There is no such thing as easy caregiving – anyone who has been, or is currently, a caregiver for a loved one with Alzheimer’s or other dementia can attest to that fact. The good news, however, is that every once and awhile we’re fortunate enough to be exposed to glorious snippits of wonderfulness that help us through the day. Here’s hoping that this link does just that for you.
A truck driver stopped at a roadside diner. His waitress brought him a hamburger, a cup of coffee, and a piece of pie.
As the trucker was about to start eating, three men in leather jackets pulled up on motorcycles and came inside. One grabbed the man’s hamburger, the second one drank his coffee and the other one took his piece of pie.
The truck driver didn’t say a word. He got up, put on his jacket, paid the cashier and left.
One of the bikers said to the cashier, “Not much of a man, is he?”
“He’s not much of a driver either,” she replied. “He just ran his truck over three motorcycles.”
Three men died and went to heaven. Upon their arrival, St. Peter asked the first guy if he had been faithful to his wife. The man admitted to two affairs during his marriage. St. Peter told him that he could receive only a compact car to drive in heaven.

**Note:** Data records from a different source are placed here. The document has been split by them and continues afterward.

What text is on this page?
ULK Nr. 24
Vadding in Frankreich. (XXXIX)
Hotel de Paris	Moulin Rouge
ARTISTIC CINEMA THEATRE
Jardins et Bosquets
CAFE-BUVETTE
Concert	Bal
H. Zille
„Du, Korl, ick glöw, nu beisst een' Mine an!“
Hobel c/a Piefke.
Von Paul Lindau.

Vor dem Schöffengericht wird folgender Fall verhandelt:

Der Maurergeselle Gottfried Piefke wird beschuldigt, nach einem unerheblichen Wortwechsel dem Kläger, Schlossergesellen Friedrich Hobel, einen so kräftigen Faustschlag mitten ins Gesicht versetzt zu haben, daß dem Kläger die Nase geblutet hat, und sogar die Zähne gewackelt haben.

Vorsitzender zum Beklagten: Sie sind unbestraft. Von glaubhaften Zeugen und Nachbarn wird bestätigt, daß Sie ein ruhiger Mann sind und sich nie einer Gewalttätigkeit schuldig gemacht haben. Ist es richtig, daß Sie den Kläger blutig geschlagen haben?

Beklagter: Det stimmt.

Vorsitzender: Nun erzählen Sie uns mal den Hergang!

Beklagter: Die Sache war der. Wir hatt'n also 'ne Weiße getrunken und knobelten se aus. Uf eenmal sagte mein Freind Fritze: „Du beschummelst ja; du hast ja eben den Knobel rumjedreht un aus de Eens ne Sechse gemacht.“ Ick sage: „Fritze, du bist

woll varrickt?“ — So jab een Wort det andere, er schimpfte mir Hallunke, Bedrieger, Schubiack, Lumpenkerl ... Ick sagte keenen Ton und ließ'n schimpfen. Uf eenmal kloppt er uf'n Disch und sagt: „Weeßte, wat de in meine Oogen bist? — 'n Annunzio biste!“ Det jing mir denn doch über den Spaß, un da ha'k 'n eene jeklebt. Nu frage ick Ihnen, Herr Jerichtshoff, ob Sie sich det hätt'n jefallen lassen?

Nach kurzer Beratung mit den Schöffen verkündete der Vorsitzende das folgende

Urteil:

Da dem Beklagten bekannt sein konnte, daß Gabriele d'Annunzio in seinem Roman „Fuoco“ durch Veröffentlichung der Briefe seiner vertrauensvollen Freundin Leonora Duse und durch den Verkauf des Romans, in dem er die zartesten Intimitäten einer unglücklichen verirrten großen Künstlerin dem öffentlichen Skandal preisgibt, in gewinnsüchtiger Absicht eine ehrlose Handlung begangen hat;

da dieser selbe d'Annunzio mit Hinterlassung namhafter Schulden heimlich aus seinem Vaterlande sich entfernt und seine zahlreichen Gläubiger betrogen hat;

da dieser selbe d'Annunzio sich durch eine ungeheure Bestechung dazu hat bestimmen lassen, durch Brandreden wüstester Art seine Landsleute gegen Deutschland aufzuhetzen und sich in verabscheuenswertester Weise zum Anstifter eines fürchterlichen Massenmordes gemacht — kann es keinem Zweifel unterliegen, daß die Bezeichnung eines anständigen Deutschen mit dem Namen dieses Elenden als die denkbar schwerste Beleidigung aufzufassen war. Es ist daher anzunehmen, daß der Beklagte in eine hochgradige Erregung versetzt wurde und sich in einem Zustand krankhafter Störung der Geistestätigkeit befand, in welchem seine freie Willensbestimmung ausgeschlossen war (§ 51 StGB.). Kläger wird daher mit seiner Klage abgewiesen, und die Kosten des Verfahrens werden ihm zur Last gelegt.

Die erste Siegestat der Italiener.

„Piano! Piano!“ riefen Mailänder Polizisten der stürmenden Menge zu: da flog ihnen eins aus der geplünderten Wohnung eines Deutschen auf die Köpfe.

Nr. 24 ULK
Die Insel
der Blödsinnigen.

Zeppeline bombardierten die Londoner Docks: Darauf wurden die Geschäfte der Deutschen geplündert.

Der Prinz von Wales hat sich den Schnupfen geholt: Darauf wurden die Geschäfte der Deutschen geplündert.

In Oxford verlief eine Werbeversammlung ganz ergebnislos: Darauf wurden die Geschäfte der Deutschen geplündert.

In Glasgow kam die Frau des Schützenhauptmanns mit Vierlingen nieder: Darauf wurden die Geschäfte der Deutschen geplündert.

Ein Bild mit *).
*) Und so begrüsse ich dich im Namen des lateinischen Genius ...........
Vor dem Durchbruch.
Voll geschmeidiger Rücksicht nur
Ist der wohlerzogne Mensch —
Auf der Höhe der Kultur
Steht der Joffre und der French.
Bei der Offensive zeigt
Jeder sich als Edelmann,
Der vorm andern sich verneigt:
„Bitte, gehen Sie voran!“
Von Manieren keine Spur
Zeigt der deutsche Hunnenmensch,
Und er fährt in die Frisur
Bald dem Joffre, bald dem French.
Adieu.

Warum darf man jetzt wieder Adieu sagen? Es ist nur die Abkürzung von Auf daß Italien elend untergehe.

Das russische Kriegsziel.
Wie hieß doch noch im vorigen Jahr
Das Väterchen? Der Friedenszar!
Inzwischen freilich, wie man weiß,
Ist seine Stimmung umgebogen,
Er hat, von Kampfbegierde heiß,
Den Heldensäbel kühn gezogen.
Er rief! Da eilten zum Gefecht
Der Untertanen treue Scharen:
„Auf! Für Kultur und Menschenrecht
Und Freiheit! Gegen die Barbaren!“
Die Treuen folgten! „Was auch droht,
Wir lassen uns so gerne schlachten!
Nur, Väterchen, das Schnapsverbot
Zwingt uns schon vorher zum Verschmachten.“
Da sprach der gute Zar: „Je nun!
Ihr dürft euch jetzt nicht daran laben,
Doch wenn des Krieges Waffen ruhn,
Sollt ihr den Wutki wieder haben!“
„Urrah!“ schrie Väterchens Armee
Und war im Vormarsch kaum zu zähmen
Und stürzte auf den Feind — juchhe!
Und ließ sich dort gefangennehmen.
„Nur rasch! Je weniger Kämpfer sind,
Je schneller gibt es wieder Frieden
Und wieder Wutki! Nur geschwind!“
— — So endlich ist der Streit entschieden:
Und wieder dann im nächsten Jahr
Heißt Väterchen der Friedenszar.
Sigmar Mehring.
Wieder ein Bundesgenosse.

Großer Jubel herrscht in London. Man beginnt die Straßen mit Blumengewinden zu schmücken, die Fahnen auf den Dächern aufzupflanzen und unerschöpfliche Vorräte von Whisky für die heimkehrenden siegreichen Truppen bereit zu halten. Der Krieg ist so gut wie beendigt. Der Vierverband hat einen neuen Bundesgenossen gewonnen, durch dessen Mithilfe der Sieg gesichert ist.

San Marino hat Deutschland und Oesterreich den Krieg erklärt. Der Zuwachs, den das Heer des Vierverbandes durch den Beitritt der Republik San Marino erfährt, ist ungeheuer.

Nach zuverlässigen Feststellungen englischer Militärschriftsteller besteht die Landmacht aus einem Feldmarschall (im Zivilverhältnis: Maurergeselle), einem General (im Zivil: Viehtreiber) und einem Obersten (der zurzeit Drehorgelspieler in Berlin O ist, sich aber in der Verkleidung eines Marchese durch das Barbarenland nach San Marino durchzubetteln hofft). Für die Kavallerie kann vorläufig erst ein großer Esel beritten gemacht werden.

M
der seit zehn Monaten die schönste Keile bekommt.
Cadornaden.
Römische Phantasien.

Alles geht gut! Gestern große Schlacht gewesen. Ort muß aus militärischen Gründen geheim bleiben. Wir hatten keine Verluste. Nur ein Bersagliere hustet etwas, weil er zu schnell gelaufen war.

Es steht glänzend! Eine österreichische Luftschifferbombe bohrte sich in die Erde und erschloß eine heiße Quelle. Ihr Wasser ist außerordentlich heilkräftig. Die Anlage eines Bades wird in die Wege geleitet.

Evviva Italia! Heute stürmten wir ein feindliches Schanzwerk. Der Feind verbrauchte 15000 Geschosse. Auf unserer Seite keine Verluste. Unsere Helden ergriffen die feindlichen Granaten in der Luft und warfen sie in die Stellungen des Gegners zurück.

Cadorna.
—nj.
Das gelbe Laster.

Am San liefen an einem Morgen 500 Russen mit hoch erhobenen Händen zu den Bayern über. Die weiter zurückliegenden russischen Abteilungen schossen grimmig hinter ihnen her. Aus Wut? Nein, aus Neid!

Then St. Peter asked the second man if he had been faithful to his wife, and the man admitted to one affair. St. Peter told him he would be given a midsize car to drive.

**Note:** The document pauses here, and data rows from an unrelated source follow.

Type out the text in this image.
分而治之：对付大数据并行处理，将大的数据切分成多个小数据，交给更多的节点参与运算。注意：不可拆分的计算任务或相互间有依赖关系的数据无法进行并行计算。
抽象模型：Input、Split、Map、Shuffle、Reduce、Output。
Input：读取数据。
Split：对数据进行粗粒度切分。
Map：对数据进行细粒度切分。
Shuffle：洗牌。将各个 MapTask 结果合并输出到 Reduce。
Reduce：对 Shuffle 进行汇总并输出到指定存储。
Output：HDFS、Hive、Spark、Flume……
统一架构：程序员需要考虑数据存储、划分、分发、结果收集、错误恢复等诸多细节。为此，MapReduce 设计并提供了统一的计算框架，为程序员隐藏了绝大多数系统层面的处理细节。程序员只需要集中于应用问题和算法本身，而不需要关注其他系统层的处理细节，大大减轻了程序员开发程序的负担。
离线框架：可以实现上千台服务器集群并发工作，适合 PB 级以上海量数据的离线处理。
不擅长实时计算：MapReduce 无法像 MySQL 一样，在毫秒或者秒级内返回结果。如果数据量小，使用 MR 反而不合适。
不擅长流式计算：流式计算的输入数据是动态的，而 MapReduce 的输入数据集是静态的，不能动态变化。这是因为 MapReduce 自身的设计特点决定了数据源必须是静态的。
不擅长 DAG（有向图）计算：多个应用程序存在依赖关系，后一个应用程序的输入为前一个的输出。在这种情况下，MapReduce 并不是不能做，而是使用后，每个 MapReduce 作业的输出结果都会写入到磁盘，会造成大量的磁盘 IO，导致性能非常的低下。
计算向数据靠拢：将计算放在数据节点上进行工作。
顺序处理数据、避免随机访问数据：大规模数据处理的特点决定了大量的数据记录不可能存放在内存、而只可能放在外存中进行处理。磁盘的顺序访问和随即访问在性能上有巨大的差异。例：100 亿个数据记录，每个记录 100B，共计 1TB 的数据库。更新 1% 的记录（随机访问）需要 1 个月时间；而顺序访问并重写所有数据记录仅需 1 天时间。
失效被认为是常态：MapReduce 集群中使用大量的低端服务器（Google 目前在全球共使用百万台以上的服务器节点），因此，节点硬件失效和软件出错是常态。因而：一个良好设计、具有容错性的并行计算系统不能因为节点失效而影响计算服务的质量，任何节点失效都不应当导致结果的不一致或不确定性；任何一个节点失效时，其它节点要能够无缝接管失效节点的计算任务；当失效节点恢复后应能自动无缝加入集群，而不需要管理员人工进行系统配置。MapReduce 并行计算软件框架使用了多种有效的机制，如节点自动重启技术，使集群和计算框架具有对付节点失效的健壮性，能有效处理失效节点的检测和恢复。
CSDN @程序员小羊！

The third man was asked about his faithfulness, and he told St. Peter he had been true to his wife until the day he died. St. Peter praised him and gave him a luxury car to drive in heaven.
A week later, the three men were driving around, and they all stopped at a red light. The men in the compact and midsize car turned to see the man in the luxury car crying. They asked him what could possibly be the matter – after all, he was driving a luxury car!

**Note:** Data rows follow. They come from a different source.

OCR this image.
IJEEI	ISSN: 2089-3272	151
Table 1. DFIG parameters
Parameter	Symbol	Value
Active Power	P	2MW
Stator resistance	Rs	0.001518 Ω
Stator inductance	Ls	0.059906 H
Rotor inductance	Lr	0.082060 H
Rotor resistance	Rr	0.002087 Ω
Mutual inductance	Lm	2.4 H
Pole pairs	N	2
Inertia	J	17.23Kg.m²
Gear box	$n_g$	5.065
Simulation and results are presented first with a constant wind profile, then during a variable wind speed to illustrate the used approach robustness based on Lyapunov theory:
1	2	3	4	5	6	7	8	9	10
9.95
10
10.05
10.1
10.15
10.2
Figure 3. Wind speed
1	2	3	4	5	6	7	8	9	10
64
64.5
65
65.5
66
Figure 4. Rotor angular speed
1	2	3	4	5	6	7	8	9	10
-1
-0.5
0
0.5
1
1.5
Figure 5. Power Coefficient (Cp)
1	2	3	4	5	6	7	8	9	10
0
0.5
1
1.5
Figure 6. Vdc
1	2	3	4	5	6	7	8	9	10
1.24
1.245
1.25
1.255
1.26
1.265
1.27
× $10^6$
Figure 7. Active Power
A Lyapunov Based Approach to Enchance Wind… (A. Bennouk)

“I just passed my wife,” he told them. “She was on a skateboard!”
In a panic, a traveler called down to the hotel’s front desk soon after checking in.
“Help!” he yelled. “I’m trapped inside my room!”
“What do you mean, trapped?”
“Well, I see three doors,” the man explained. “The first opens to a closet, and the second to a bathroom. And the third door has a ‘Do Not Disturb’ sign hanging on it.”
What’s a person to do when their common sense has taken a hike?
With Valentines Day approaching, I can’t resist this one:
A gentleman entered a busy florist shop that displayed a large sign that read:
SAY IT WITH FLOWERS!
“Wrap up one rose,” he told the florist.
“Only one?” the florist asked.
“Just one,” the customer replied. “I’m a man of few words.”
A business woman is sitting at a bar.
A man approaches her.
“Hi honey,” he says. “Want a little company?”
“Why?” asks the woman. “Do you have one for sale?”
Question: What’s the difference between ignorance and apathy?
Answer: I don’t know, and I don’t care.
At a party the hostess served a guest a cup of punch and told him it was spiked. Next, she served some to a minister.
“I would rather commit adultery than allow liquor to pass my lips!” he shouted.
Hearing this, the first man poured his punch back into the bowl and said, “I didn’t know we had a choice!”
Come on, you KNOW you want to laugh. It’s o.k. It’s just a joke.